What are the main types of frequency curves in NCERT Class 11 Statistics?
NCERT Class 11 Statistics Chapter 3 Part 2 lists four main types of frequency curves: a symmetrical curve, where values are evenly distributed on both sides of the mean (the bell shape); a moderately skewed curve, which has a longer tail on one side (positive or negative skew); a J-shaped or reverse-J curve, common in income distributions where most observations cluster at one extreme; and a U-shaped curve, where extremes are common but the middle is rare. A bimodal curve has two peaks. The shape of the curve immediately reveals key features of the data without further calculation.
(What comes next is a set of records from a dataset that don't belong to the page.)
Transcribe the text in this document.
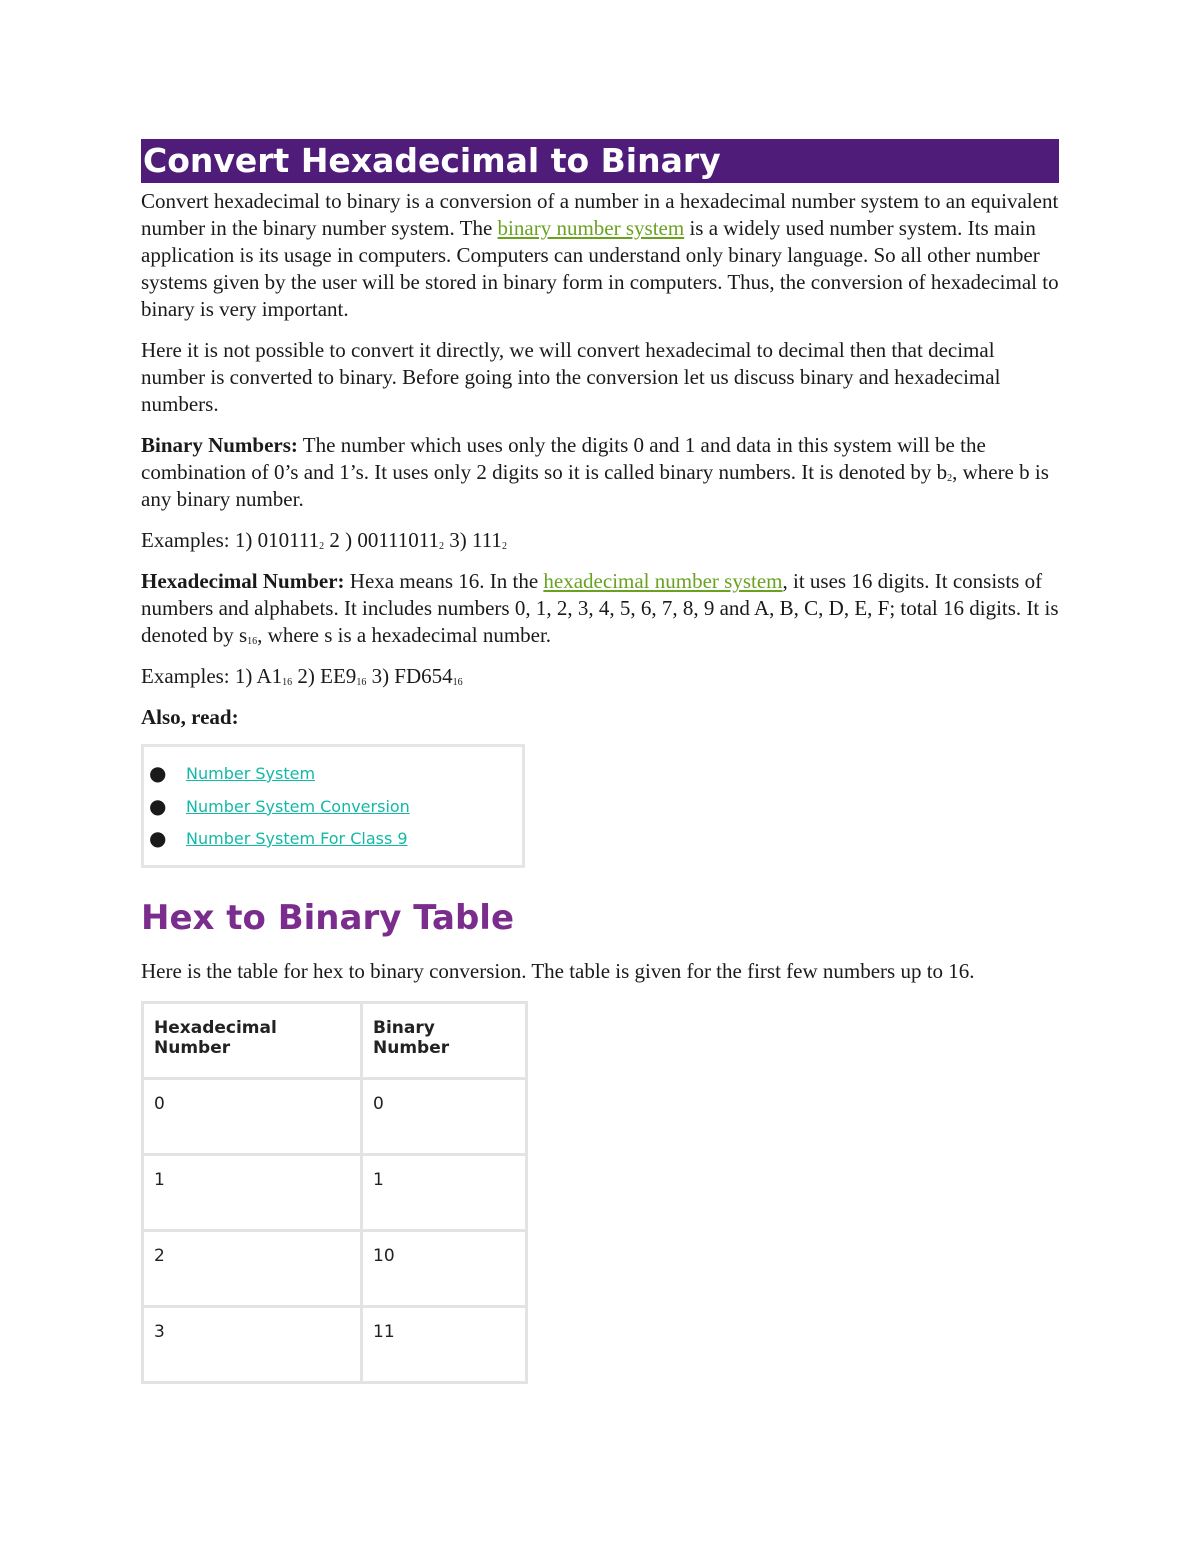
Convert Hexadecimal to Binary

Convert hexadecimal to binary is a conversion of a number in a hexadecimal number system to an equivalent number in the binary number system. The binary number system is a widely used number system. Its main application is its usage in computers. Computers can understand only binary language. So all other number systems given by the user will be stored in binary form in computers. Thus, the conversion of hexadecimal to binary is very important.

Here it is not possible to convert it directly, we will convert hexadecimal to decimal then that decimal number is converted to binary. Before going into the conversion let us discuss binary and hexadecimal numbers.

Binary Numbers: The number which uses only the digits 0 and 1 and data in this system will be the combination of 0’s and 1’s. It uses only 2 digits so it is called binary numbers. It is denoted by $b_2$, where b is any binary number.

Examples: 1) $010111_2$ 2 ) $00111011_2$ 3) $111_2$

Hexadecimal Number: Hexa means 16. In the hexadecimal number system, it uses 16 digits. It consists of numbers and alphabets. It includes numbers 0, 1, 2, 3, 4, 5, 6, 7, 8, 9 and A, B, C, D, E, F; total 16 digits. It is denoted by $s_{16}$, where s is a hexadecimal number.

Examples: 1) $A1_{16}$ 2) $EE9_{16}$ 3) $FD654_{16}$

Also, read:

● Number System
● Number System Conversion
● Number System For Class 9
Hex to Binary Table

Here is the table for hex to binary conversion. The table is given for the first few numbers up to 16.

Hexadecimal Number	Binary Number
0	0
1	1
2	10
3	11
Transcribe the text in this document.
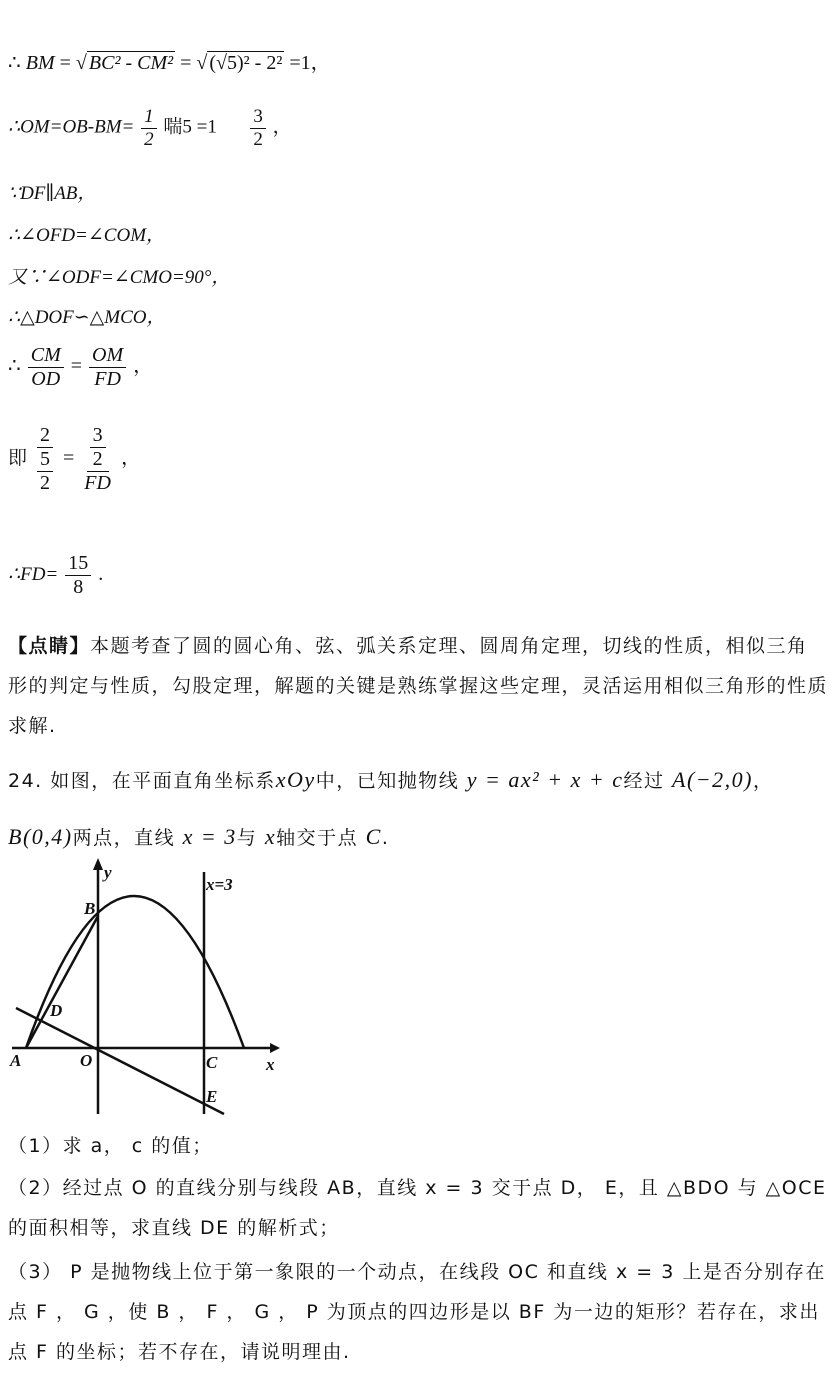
∴ BM = √ BC² - CM² = √ (√5)² - 2² =1，
∴OM=OB-BM= $\frac{1}{2}$ 喘$5 =1 \frac{3}{2}$ ，
∵DF∥AB，
∴∠OFD=∠COM，
又∵∠ODF=∠CMO=90°，
∴△DOF∽△MCO，
∴ $\frac{CM}{OD} = \frac{OM}{FD}$ ，
即 $\frac{2}{\frac{5}{2}} = \frac{\frac{3}{2}}{FD}$ ，
∴FD= $\frac{15}{8}$ .
【点睛】本题考查了圆的圆心角、弦、弧关系定理、圆周角定理，切线的性质，相似三角形的判定与性质，勾股定理，解题的关键是熟练掌握这些定理，灵活运用相似三角形的性质求解.
24. 如图，在平面直角坐标系xOy中，已知抛物线 y = ax² + x + c经过 A(−2,0)，
B(0,4)两点，直线 x = 3与 x轴交于点 C.
y
x
x=3
B
D
A	O	C
E
（1）求 a， c 的值；
（2）经过点 O 的直线分别与线段 AB，直线 x = 3 交于点 D， E，且 △BDO 与 △OCE 的面积相等，求直线 DE 的解析式；
（3） P 是抛物线上位于第一象限的一个动点，在线段 OC 和直线 x = 3 上是否分别存在点 F ， G ，使 B ， F ， G ， P 为顶点的四边形是以 BF 为一边的矩形？若存在，求出点 F 的坐标；若不存在，请说明理由.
How do you draw a histogram from a frequency distribution in Class 11 Statistics?
To draw a histogram, plot the class intervals on the X-axis and the frequencies on the Y-axis, then draw adjacent rectangles with no gaps between them, where each rectangle's width equals the class width and its height equals the frequency. NCERT Class 11 Statistics Chapter 3 Part 2 explains that for unequal class widths the height must be the frequency density (frequency divided by class width) so that the area of each rectangle is proportional to its frequency. Histograms are used only for continuous variables with exclusive class intervals; for discrete data a bar diagram is used instead.
What is the relationship between a frequency polygon and a histogram?
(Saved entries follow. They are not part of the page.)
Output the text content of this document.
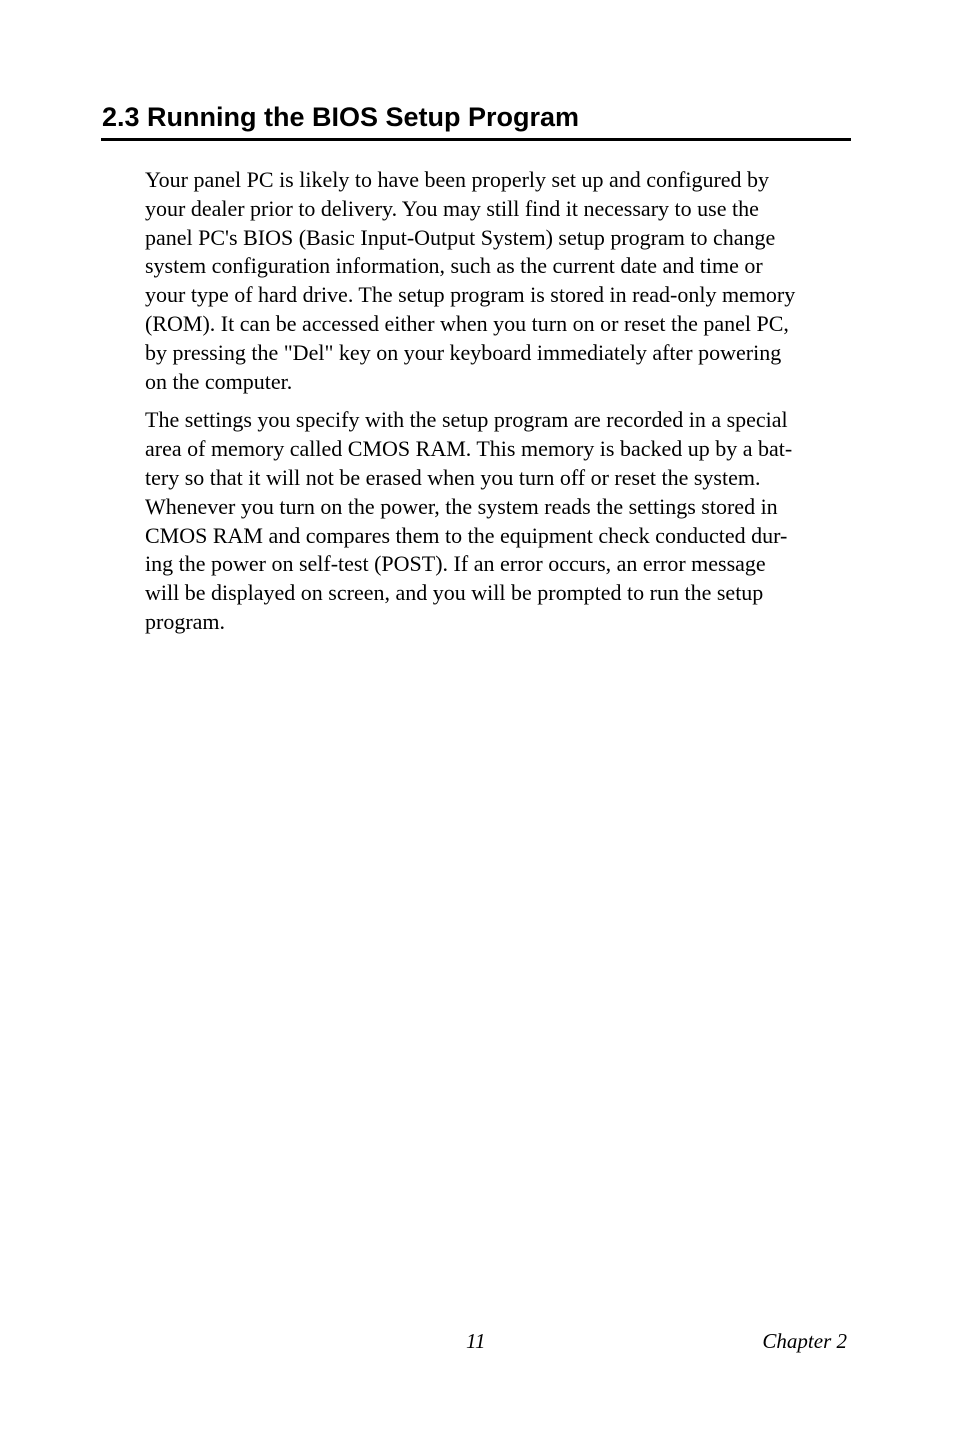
2.3 Running the BIOS Setup Program

Your panel PC is likely to have been properly set up and configured by
your dealer prior to delivery. You may still find it necessary to use the
panel PC's BIOS (Basic Input-Output System) setup program to change
system configuration information, such as the current date and time or
your type of hard drive. The setup program is stored in read-only memory
(ROM). It can be accessed either when you turn on or reset the panel PC,
by pressing the "Del" key on your keyboard immediately after powering
on the computer.

The settings you specify with the setup program are recorded in a special
area of memory called CMOS RAM. This memory is backed up by a bat-
tery so that it will not be erased when you turn off or reset the system.
Whenever you turn on the power, the system reads the settings stored in
CMOS RAM and compares them to the equipment check conducted dur-
ing the power on self-test (POST). If an error occurs, an error message
will be displayed on screen, and you will be prompted to run the setup
program.

11	Chapter 2
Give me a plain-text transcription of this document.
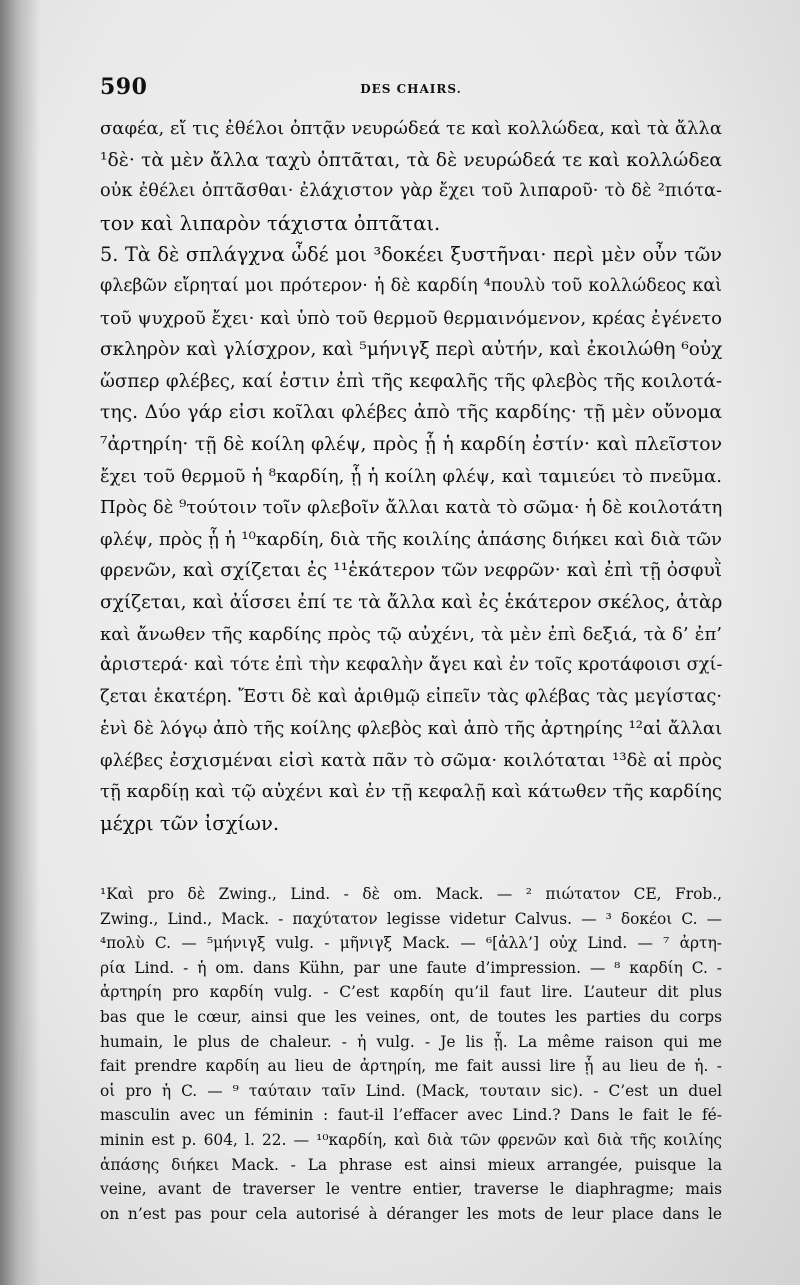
590	DES CHAIRS.
σαφέα, εἴ τις ἐθέλοι ὀπτᾷν νευρώδεά τε καὶ κολλώδεα, καὶ τὰ ἄλλα
¹δὲ· τὰ μὲν ἄλλα ταχὺ ὀπτᾶται, τὰ δὲ νευρώδεά τε καὶ κολλώδεα
οὐκ ἐθέλει ὀπτᾶσθαι· ἐλάχιστον γὰρ ἔχει τοῦ λιπαροῦ· τὸ δὲ ²πιότα-
τον καὶ λιπαρὸν τάχιστα ὀπτᾶται.
5. Τὰ δὲ σπλάγχνα ὧδέ μοι ³δοκέει ξυστῆναι· περὶ μὲν οὖν τῶν
φλεβῶν εἴρηταί μοι πρότερον· ἡ δὲ καρδίη ⁴πουλὺ τοῦ κολλώδεος καὶ
τοῦ ψυχροῦ ἔχει· καὶ ὑπὸ τοῦ θερμοῦ θερμαινόμενον, κρέας ἐγένετο
σκληρὸν καὶ γλίσχρον, καὶ ⁵μήνιγξ περὶ αὐτήν, καὶ ἐκοιλώθη ⁶οὐχ
ὥσπερ φλέβες, καί ἐστιν ἐπὶ τῆς κεφαλῆς τῆς φλεβὸς τῆς κοιλοτά-
της. Δύο γάρ εἰσι κοῖλαι φλέβες ἀπὸ τῆς καρδίης· τῇ μὲν οὔνομα
⁷ἀρτηρίη· τῇ δὲ κοίλη φλέψ, πρὸς ᾗ ἡ καρδίη ἐστίν· καὶ πλεῖστον
ἔχει τοῦ θερμοῦ ἡ ⁸καρδίη, ᾗ ἡ κοίλη φλέψ, καὶ ταμιεύει τὸ πνεῦμα.
Πρὸς δὲ ⁹τούτοιν τοῖν φλεβοῖν ἄλλαι κατὰ τὸ σῶμα· ἡ δὲ κοιλοτάτη
φλέψ, πρὸς ᾗ ἡ ¹⁰καρδίη, διὰ τῆς κοιλίης ἁπάσης διήκει καὶ διὰ τῶν
φρενῶν, καὶ σχίζεται ἐς ¹¹ἑκάτερον τῶν νεφρῶν· καὶ ἐπὶ τῇ ὀσφυῒ
σχίζεται, καὶ ἀΐσσει ἐπί τε τὰ ἄλλα καὶ ἐς ἑκάτερον σκέλος, ἀτὰρ
καὶ ἄνωθεν τῆς καρδίης πρὸς τῷ αὐχένι, τὰ μὲν ἐπὶ δεξιά, τὰ δ’ ἐπ’
ἀριστερά· καὶ τότε ἐπὶ τὴν κεφαλὴν ἄγει καὶ ἐν τοῖς κροτάφοισι σχί-
ζεται ἑκατέρη. Ἔστι δὲ καὶ ἀριθμῷ εἰπεῖν τὰς φλέβας τὰς μεγίστας·
ἑνὶ δὲ λόγῳ ἀπὸ τῆς κοίλης φλεβὸς καὶ ἀπὸ τῆς ἀρτηρίης ¹²αἱ ἄλλαι
φλέβες ἐσχισμέναι εἰσὶ κατὰ πᾶν τὸ σῶμα· κοιλόταται ¹³δὲ αἱ πρὸς
τῇ καρδίῃ καὶ τῷ αὐχένι καὶ ἐν τῇ κεφαλῇ καὶ κάτωθεν τῆς καρδίης
μέχρι τῶν ἰσχίων.
¹Καὶ pro δὲ Zwing., Lind. - δὲ om. Mack. — ² πιώτατον CE, Frob.,
Zwing., Lind., Mack. - παχύτατον legisse videtur Calvus. — ³ δοκέοι C. —
⁴πολὺ C. — ⁵μήνιγξ vulg. - μῆνιγξ Mack. — ⁶[ἀλλ’] οὐχ Lind. — ⁷ ἀρτη-
ρία Lind. - ἡ om. dans Kühn, par une faute d’impression. — ⁸ καρδίη C. -
ἀρτηρίη pro καρδίη vulg. - C’est καρδίη qu’il faut lire. L’auteur dit plus
bas que le cœur, ainsi que les veines, ont, de toutes les parties du corps
humain, le plus de chaleur. - ἡ vulg. - Je lis ᾗ. La même raison qui me
fait prendre καρδίη au lieu de ἀρτηρίη, me fait aussi lire ᾗ au lieu de ἡ. -
οἱ pro ἡ C. — ⁹ ταύταιν ταῖν Lind. (Mack, τουταιν sic). - C’est un duel
masculin avec un féminin : faut-il l’effacer avec Lind.? Dans le fait le fé-
minin est p. 604, l. 22. — ¹⁰καρδίη, καὶ διὰ τῶν φρενῶν καὶ διὰ τῆς κοιλίης
ἁπάσης διήκει Mack. - La phrase est ainsi mieux arrangée, puisque la
veine, avant de traverser le ventre entier, traverse le diaphragme; mais
on n’est pas pour cela autorisé à déranger les mots de leur place dans le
A frequency polygon is a line graph that joins the midpoints of the tops of all the rectangles in a histogram, with the curve closing on the X-axis at the midpoints of the imaginary classes just before the first and just after the last. NCERT Class 11 Statistics Chapter 3 Part 2 explains that the polygon and histogram convey the same information about the distribution shape but the polygon is smoother and is preferred when comparing two or more distributions on the same axes. A frequency polygon does not require a histogram to be drawn first if midpoints of class intervals are known.